Owing to our tremendous lack of insight into how genes affect brains, and owing to the messiness of the brain itself as a starting point, we would get relatively slow returns out of this kind of recursion even before taking into account the 18-year cycle time for the kids to grow up.
However, on a scale of returns from ordinary investment, the effect on society of the next generation being born with an average IQ of 140 (on the current scale) might be well-nigh inconceivable. It wouldn’t be an intelligence explosion; it wouldn’t be the kind of feedback loop I’m talking about—but as humans measure hugeness, it would be huge.

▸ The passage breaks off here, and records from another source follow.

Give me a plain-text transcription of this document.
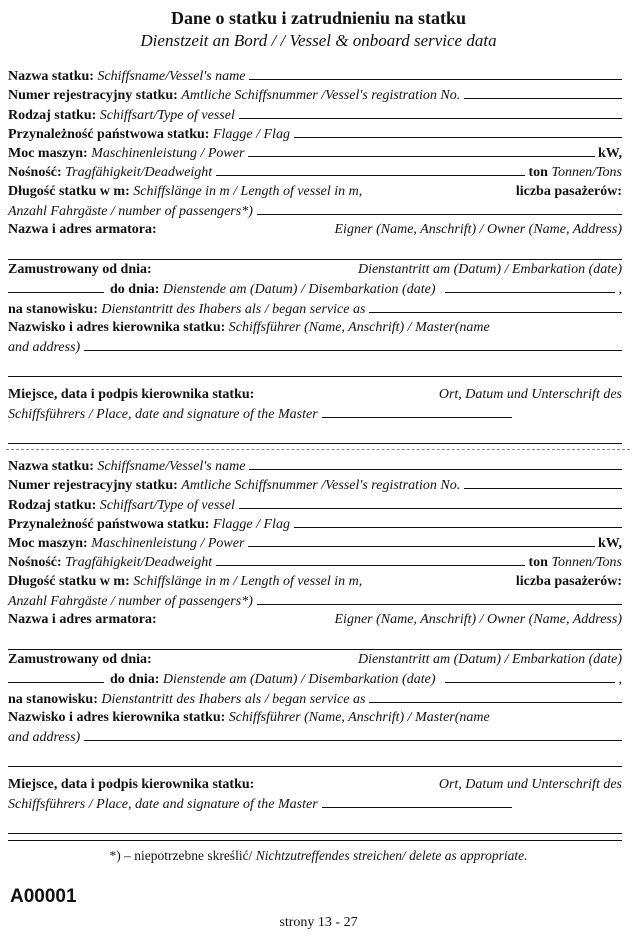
Dane o statku i zatrudnieniu na statku
Dienstzeit an Bord / / Vessel & onboard service data
Nazwa statku:
Schiffsname/Vessel's name
Numer rejestracyjny statku:
Amtliche Schiffsnummer /Vessel's registration No.
Rodzaj statku:
Schiffsart/Type of vessel
Przynależność państwowa statku:
Flagge / Flag
Moc maszyn:
Maschinenleistung / Power	kW,
Nośność:
Tragfähigkeit/Deadweight	ton
Tonnen/Tons
Długość statku w m: Schiffslänge in m / Length of vessel in m,	liczba pasażerów:
Anzahl Fahrgäste / number of passengers*)
Nazwa i adres armatora:	Eigner (Name, Anschrift) / Owner (Name, Address)
Zamustrowany od dnia:	Dienstantritt am (Datum) / Embarkation (date)
do dnia:
Dienstende am (Datum) / Disembarkation (date)	,
na stanowisku:
Dienstantritt des Ihabers als / began service as
Nazwisko i adres kierownika statku:
Schiffsführer (Name, Anschrift) / Master(name
and address)
Miejsce, data i podpis kierownika statku:	Ort, Datum und Unterschrift des
Schiffsführers / Place, date and signature of the Master
Nazwa statku:
Schiffsname/Vessel's name
Numer rejestracyjny statku:
Amtliche Schiffsnummer /Vessel's registration No.
Rodzaj statku:
Schiffsart/Type of vessel
Przynależność państwowa statku:
Flagge / Flag
Moc maszyn:
Maschinenleistung / Power	kW,
Nośność:
Tragfähigkeit/Deadweight	ton
Tonnen/Tons
Długość statku w m: Schiffslänge in m / Length of vessel in m,	liczba pasażerów:
Anzahl Fahrgäste / number of passengers*)
Nazwa i adres armatora:	Eigner (Name, Anschrift) / Owner (Name, Address)
Zamustrowany od dnia:	Dienstantritt am (Datum) / Embarkation (date)
do dnia:
Dienstende am (Datum) / Disembarkation (date)	,
na stanowisku:
Dienstantritt des Ihabers als / began service as
Nazwisko i adres kierownika statku:
Schiffsführer (Name, Anschrift) / Master(name
and address)
Miejsce, data i podpis kierownika statku:	Ort, Datum und Unterschrift des
Schiffsführers / Place, date and signature of the Master
*) – niepotrzebne skreślić/ Nichtzutreffendes streichen/ delete as appropriate.
A00001
strony 13 - 27
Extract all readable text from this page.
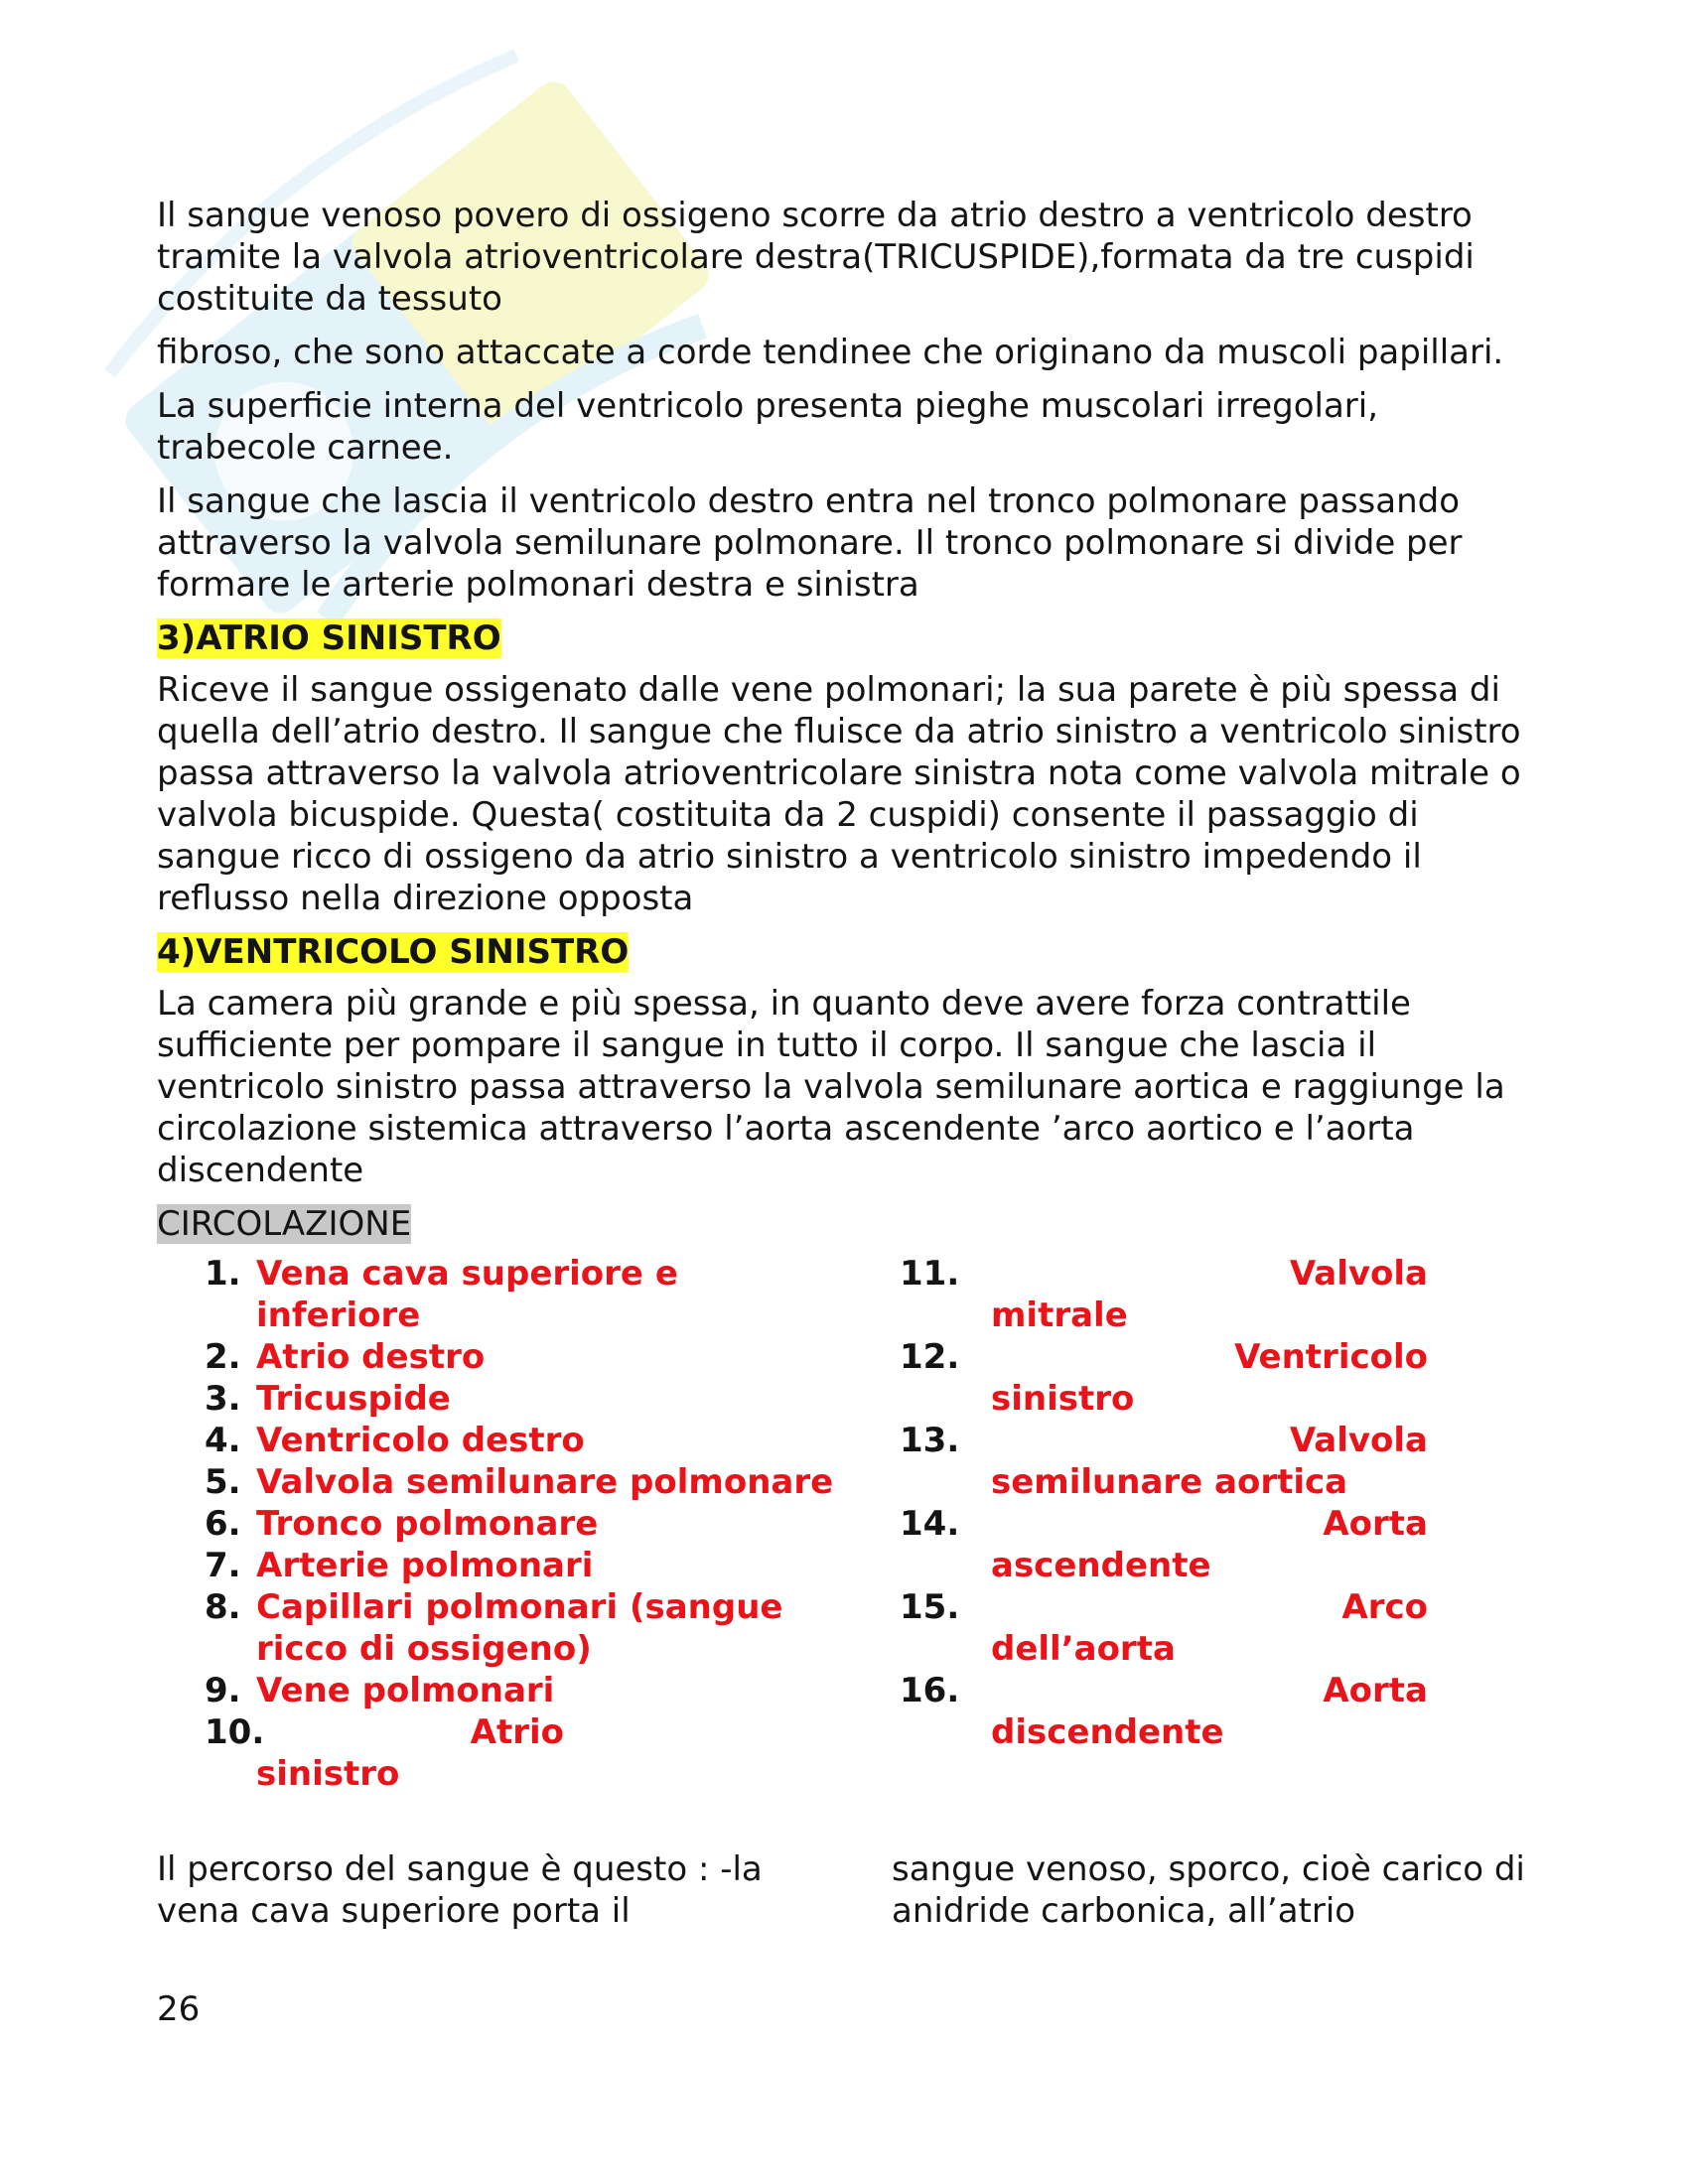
Il sangue venoso povero di ossigeno scorre da atrio destro a ventricolo destro tramite la valvola atrioventricolare destra(TRICUSPIDE),formata da tre cuspidi costituite da tessuto

fibroso, che sono attaccate a corde tendinee che originano da muscoli papillari.

La superficie interna del ventricolo presenta pieghe muscolari irregolari, trabecole carnee.

Il sangue che lascia il ventricolo destro entra nel tronco polmonare passando attraverso la valvola semilunare polmonare. Il tronco polmonare si divide per formare le arterie polmonari destra e sinistra

3)ATRIO SINISTRO

Riceve il sangue ossigenato dalle vene polmonari; la sua parete è più spessa di quella dell’atrio destro. Il sangue che fluisce da atrio sinistro a ventricolo sinistro passa attraverso la valvola atrioventricolare sinistra nota come valvola mitrale o valvola bicuspide. Questa( costituita da 2 cuspidi) consente il passaggio di sangue ricco di ossigeno da atrio sinistro a ventricolo sinistro impedendo il reflusso nella direzione opposta

4)VENTRICOLO SINISTRO

La camera più grande e più spessa, in quanto deve avere forza contrattile sufficiente per pompare il sangue in tutto il corpo. Il sangue che lascia il ventricolo sinistro passa attraverso la valvola semilunare aortica e raggiunge la circolazione sistemica attraverso l’aorta ascendente ’arco aortico e l’aorta discendente

CIRCOLAZIONE

1. Vena cava superiore e inferiore
2. Atrio destro
3. Tricuspide
4. Ventricolo destro
5. Valvola semilunare polmonare
6. Tronco polmonare
7. Arterie polmonari
8. Capillari polmonari (sangue ricco di ossigeno)
9. Vene polmonari
10.	Atrio
sinistro
11.	Valvola
mitrale
12.	Ventricolo
sinistro
13.	Valvola
semilunare aortica
14.	Aorta
ascendente
15.	Arco
dell’aorta
16.	Aorta
discendente
Il percorso del sangue è questo : -la vena cava superiore porta il
sangue venoso, sporco, cioè carico di anidride carbonica, all’atrio
26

Schmidhuber’s “Gödel Machine” is talking about a genuine recursion from object-level to metacognitive level, of the sort I described. However, this problem is somewhat more difficult than Schmidhuber seems to think it is, to put it mildly—but that would be part of the AIXI sequence, which I don’t think I’ll end up writing. Also, I think some of Schmidhuber’s suggestions potentially hamper the system with a protected level.
I expect that what you’re looking at is a navigable search space that the humans are navigating and the AI is grasping through brute-force techniques—yes, Deep Blue wasn’t literally brute force, but it was still navigating raw Chess rather than Regularity in Chess. If you’re searching the raw tree, returns are logarithmic; the human process of grokking regularities seems to deliver linear returns over practice with a brain in good condition. However, with Moore’s Law in play (exponential improvements delivered by human engineers) the AIs outran the brains.
Humans getting linear returns where dumb algorithms get logarithmic returns, seems to be a fairly standard phenomenon in my view—consider natural selection trying to go over a hump of required simultaneous changes, for example.
If no one besides me thinks this claim is credible, I’ll just go ahead and hold it up as an example of the kind of silliness I’m talking about, so that no one accuses me of attacking a strawman.
(Quick reductio: Imagine Jane Cavewoman falling in love with Johnny Caveman on the basis of a foresightful extrapolation of how Johnny’s slightly mutated visual cortex, though not useful in its own right, will open up the way for further useful mutations, thus averting the unforesightful basis of natural selection… Sexual selection just applies greater selection pressure to particular characteristics; it doesn’t change the stupid parts of evolution at all—in fact, it often makes evolution even more stupid by decoupling fitness from characteristics we would ordinarily think of as “fit”—and this is true even though brains are involved. Missing this and saying triumphantly, “See? We’re recursive!” is an example of the overeager rush to apply nice labels that I was talking about earlier.)
As other commenters pointed out, plenty of software is written to enable modular upgrades. An AI with insight into its own algorithms and thought processes is not making changes by random testing like it was bloody evolution or something. A Friendly AI uses deterministic abstract reasoning in this case—I guess I’d have to write a post about how that works to make the point, though.
A poorly written AI might start out as the kind of mess you’re describing, and of course, also lack the insight to make changes better than random; and in that case, would get much less mileage out of self-improvement, and probably stay inert.